What Are The Different Types Of Easements?

There are many different types of easements, and each one can mean different things for your home. Here’s an overview of the four different types of easements you’ll commonly encounter.

Utility Easements

A utility easement is created by state or local law, and it gives utility employees the right to access infrastructure located on private properties. Utility easements are sometimes categorized as affirmative easements because they give the utility company legal access to your property, but only for a specific use. When you purchase a new home, it’s common to find preexisting utility easements on the property.

While this may sound like a troublesome situation, utility easements are beneficial to most homeowners.  If you want your home to have running water, electricity, cable and sewer systems, then you’ll need a utility company to manage these services.

When there’s a problem, your utility company will need to access your cables or sewer system to make repairs. This type of easement doesn’t give utility companies free rein to do whatever they want on your property. However, they may be able to install new equipment as long as it’s for the good of the community. This is legal regardless of whether you agree with their decision to make changes.

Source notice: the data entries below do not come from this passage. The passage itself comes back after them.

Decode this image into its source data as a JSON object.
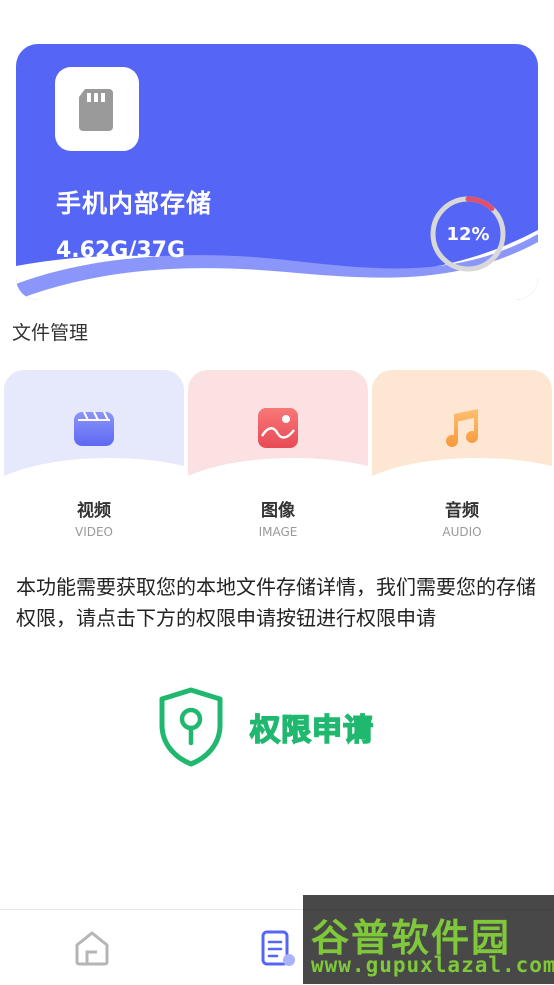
{
  "storage": {
    "title": "手机内部存储",
    "size_text": "4.62G/37G",
    "percent_text": "12%",
    "percent_used": 0.12
  },
  "section": {
    "title": "文件管理"
  },
  "categories": [
    {
      "label": "视频",
      "sub": "VIDEO",
      "icon": "video-icon"
    },
    {
      "label": "图像",
      "sub": "IMAGE",
      "icon": "image-icon"
    },
    {
      "label": "音频",
      "sub": "AUDIO",
      "icon": "audio-icon"
    }
  ],
  "notice": {
    "text": "本功能需要获取您的本地文件存储详情，我们需要您的存储权限，请点击下方的权限申请按钮进行权限申请"
  },
  "permission": {
    "label": "权限申请",
    "icon": "shield-key-icon"
  },
  "tabs": [
    {
      "icon": "home-icon"
    },
    {
      "icon": "document-icon"
    }
  ],
  "watermark": {
    "line1": "谷普软件园",
    "line2": "www.gupuxlazal.com"
  },
  "colors": {
    "card": "#5566f6",
    "video_bg": "#e6e8fb",
    "image_bg": "#fbe1e1",
    "audio_bg": "#fde7d3",
    "perm_green": "#1fb86e"
  }
}
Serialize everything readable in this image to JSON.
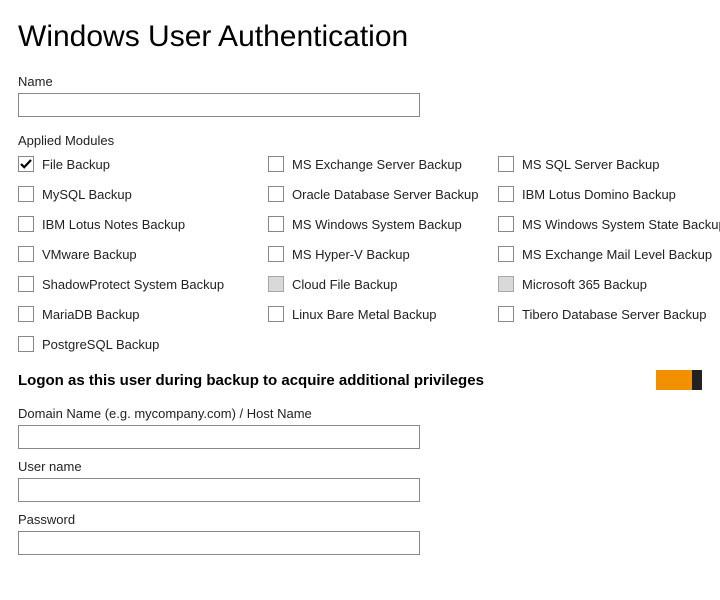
{
  "title": "Windows User Authentication",
  "name_label": "Name",
  "name_value": "",
  "modules_label": "Applied Modules",
  "modules": [
    {
      "label": "File Backup",
      "checked": true,
      "disabled": false
    },
    {
      "label": "MS Exchange Server Backup",
      "checked": false,
      "disabled": false
    },
    {
      "label": "MS SQL Server Backup",
      "checked": false,
      "disabled": false
    },
    {
      "label": "MySQL Backup",
      "checked": false,
      "disabled": false
    },
    {
      "label": "Oracle Database Server Backup",
      "checked": false,
      "disabled": false
    },
    {
      "label": "IBM Lotus Domino Backup",
      "checked": false,
      "disabled": false
    },
    {
      "label": "IBM Lotus Notes Backup",
      "checked": false,
      "disabled": false
    },
    {
      "label": "MS Windows System Backup",
      "checked": false,
      "disabled": false
    },
    {
      "label": "MS Windows System State Backup",
      "checked": false,
      "disabled": false
    },
    {
      "label": "VMware Backup",
      "checked": false,
      "disabled": false
    },
    {
      "label": "MS Hyper-V Backup",
      "checked": false,
      "disabled": false
    },
    {
      "label": "MS Exchange Mail Level Backup",
      "checked": false,
      "disabled": false
    },
    {
      "label": "ShadowProtect System Backup",
      "checked": false,
      "disabled": false
    },
    {
      "label": "Cloud File Backup",
      "checked": false,
      "disabled": true
    },
    {
      "label": "Microsoft 365 Backup",
      "checked": false,
      "disabled": true
    },
    {
      "label": "MariaDB Backup",
      "checked": false,
      "disabled": false
    },
    {
      "label": "Linux Bare Metal Backup",
      "checked": false,
      "disabled": false
    },
    {
      "label": "Tibero Database Server Backup",
      "checked": false,
      "disabled": false
    },
    {
      "label": "PostgreSQL Backup",
      "checked": false,
      "disabled": false
    }
  ],
  "logon_label": "Logon as this user during backup to acquire additional privileges",
  "logon_toggle_on": true,
  "domain_label": "Domain Name (e.g. mycompany.com) / Host Name",
  "domain_value": "",
  "username_label": "User name",
  "username_value": "",
  "password_label": "Password",
  "password_value": ""
}
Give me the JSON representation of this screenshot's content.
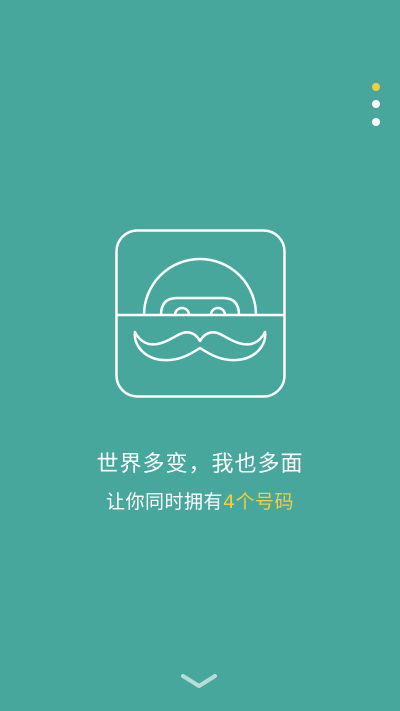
{
  "pager": {
    "total_pages": 3,
    "current_page": 1
  },
  "colors": {
    "background": "#47a79d",
    "accent": "#f2cf3d",
    "text": "#ffffff",
    "arrow": "#b8ddd8"
  },
  "logo": {
    "icon": "mustache-face-icon"
  },
  "headline": "世界多变，我也多面",
  "subline": {
    "before": "让你同时拥有",
    "highlight": "4个号码",
    "after": ""
  },
  "navigation": {
    "next_icon": "chevron-down-icon"
  }
}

Some utility easements can even put limits on what you can do with your property. For instance, you may be prevented from planting trees or installing any equipment that could interfere with local power lines.

Private Easements

Private easements are property rights that can be created and sold or given by the property owner to another party. For instance, let’s say your neighbor wants to access your land to install solar panels. You have the right to either grant access or refuse to sell a private easement.

Where private easements become tricky is when they have the potential to affect future homeowners. For example, if you grant your neighbor a private easement, this can affect anyone you sell the home to in the future. That’s why it’s always a good idea to check if there are any private easements on a property before buying a home.

Private easements may not be a problem, but depending on the terms, they can limit what you’re able to do with your property. Private easements should be listed on the title.

Easements By Necessity

Easements by necessity are created for those situations when another individual must access your property. These will sometimes be called access easements and are created because of the government’s long-standing interest in making the land productive.

An example would be living in a rural area and your neighbor is landlocked and can only access the road by crossing your property. In this situation, an easement by necessity would be created, and your neighbor would have the right of way.

You don’t have the right to stop this type of easement because it would cause an unnecessary burden to your neighbor. You’d be negatively impacting your neighbor’s right to access the main road.

Prescriptive Easements

A prescriptive easement is a property right granted to someone who doesn’t own the underlying property. The easement is created because the non-owner had already been using the property in a hostile, open and notorious manner for a period of time as defined by the laws of the property’s state.

Suppose that your neighbor starts parking in your driveway without your permission. You don’t stop them, and they continue to do it year after year. As unfair as it may seem, by illegally accessing your property, they can gain a right to access it. That’s because the court could see your failure to stop them as an act of concession on your part.

If you feel like someone’s repeatedly trespassing on your property, it’s essential to act quickly. Failure to act could result in the court granting your neighbor a prescriptive easement to access a portion of your property.

What happens if you build on an easement?

Generally, you can build on easements as long as the building doesn't interfere with the purpose of the easement. You may need to seek permission before building or even digging in a utility easement, though, so be sure you check with any interested parties to avoid any issues.